Can’t remember which of us brought up the grocery store, but she pointed out I haven’t been this sensitive before. (Note that I have forgone mentioning – or I have mentioned, but she doesn’t remember – that I hate the sounds of the grocery store for the last several months, at least, and I’ve despised the grocery cart sounds as far back as I can remember. Also, I was very familiar with the grocery store I used to go to back in Toronto, since it was the one I’d been going to since Mom started taking me with her when she went grocery shopping. And that I’ve made a point – whether Mom realises it or not – of trying to avoid going shopping. Sorry, Mom, but I am having trouble.) That’s when she brought up the concern about Medical Students Syndrome, worrying that reading about others’ sensitivities was making me think that my sensitivities are as bad as those of certain other people.
Okay, that is a possibility. It’s not a possibility I’m happy with, especially since it echoes incorrect beliefs from my childhood, but I can’t eliminate it right off the bat. There are other possibilities and factors, though….
- I’m more consciously aware of my sensitivities due to my growing awareness of SPD and the part it plays in ASD.
- I have done what I surmised in my Coping Mechanisms post, and torn down the coping mechanisms that weren’t working or were unhealthy, and as a result, the above point applies.
- The stress of the last several months (the medication mess-up and the results of that, the job and the environments that put me in, and the unclear expectations that I’m still not sure how to ask about) has lowered my sensory threshold, so things that normally would not bother me are. (My planned 5-day “weekend” was not as relaxing and low-sensory input as I was hoping it would be; in fact, I ended up with a tension headache, possibly sensory induced, for the Monday night all through Tuesday.)

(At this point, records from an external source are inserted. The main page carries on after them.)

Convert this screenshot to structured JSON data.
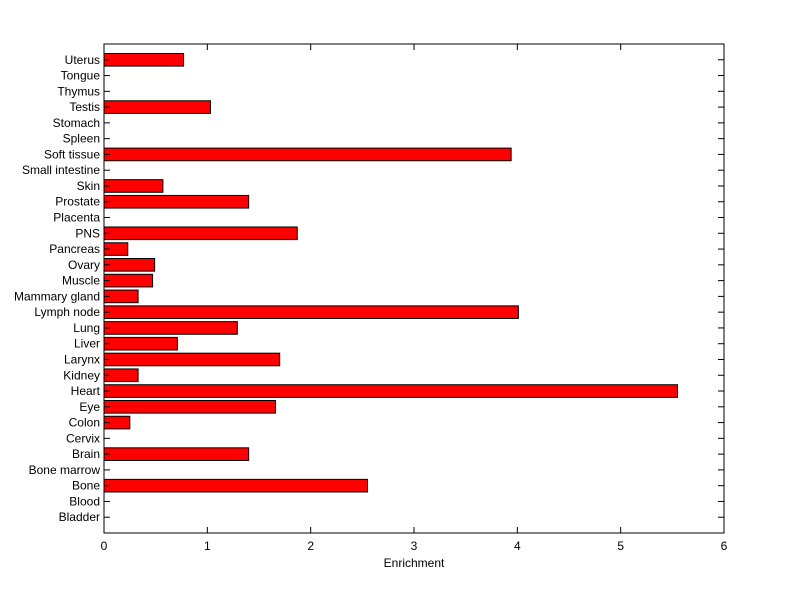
{
  "chart_data": {
    "type": "bar",
    "orientation": "horizontal",
    "title": "",
    "xlabel": "Enrichment",
    "ylabel": "",
    "xlim": [
      0,
      6
    ],
    "xticks": [
      "0",
      "1",
      "2",
      "3",
      "4",
      "5",
      "6"
    ],
    "grid": false,
    "legend": "none",
    "bar_color": "#ff0000",
    "categories": [
      "Bladder",
      "Blood",
      "Bone",
      "Bone marrow",
      "Brain",
      "Cervix",
      "Colon",
      "Eye",
      "Heart",
      "Kidney",
      "Larynx",
      "Liver",
      "Lung",
      "Lymph node",
      "Mammary gland",
      "Muscle",
      "Ovary",
      "Pancreas",
      "PNS",
      "Placenta",
      "Prostate",
      "Skin",
      "Small intestine",
      "Soft tissue",
      "Spleen",
      "Stomach",
      "Testis",
      "Thymus",
      "Tongue",
      "Uterus"
    ],
    "values": [
      0,
      0,
      2.55,
      0,
      1.4,
      0,
      0.25,
      1.66,
      5.55,
      0.33,
      1.7,
      0.71,
      1.29,
      4.01,
      0.33,
      0.47,
      0.49,
      0.23,
      1.87,
      0,
      1.4,
      0.57,
      0,
      3.94,
      0,
      0,
      1.03,
      0,
      0,
      0.77
    ]
  }
}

- The stress of the last several weeks (insomnia, necessary but unpleasant talks with Dad and Mom, etc.) has lowered my sensory threshold, etc. etc.
- Winter makes me more sensitive to some things (one of my friends finds that their eyes are only really sensitive to the light in winter).
- I’m growing more sensitive (in hearing and vision) as I age.
Possible other factors include:
- My lack of strong familiarity with the store in question (I’ve been there over the last two years, but not to the extent I was at the grocery store in Toronto).
- The insomnia this week, which didn’t include Wednesday night, but did include last night – only slept for about two hours.
- The muscle tensions that have settled between my shoulder blades because of the chair I was first attempting to use with my desk two weeks ago (I’m hoping the Robaxacet will help with that). They’re worse than usual.
Anyway, I’d like some help from my fellow adult ASDers out there. What have you found as you explored and expanded your knowledge of ASD? Have you also been accused of hypochondria, but it wasn’t what was actually going on? (Sorry, Mom, Dad, but “accused” is what it feels like.) Have you experienced something that you’ve done semi-often (which was unpleasant, but that you could deal with) suddenly becoming a sensory nightmare? I really need some help here, because I need to know what’s really going on with me, and anything you guys come up with could help narrow things down.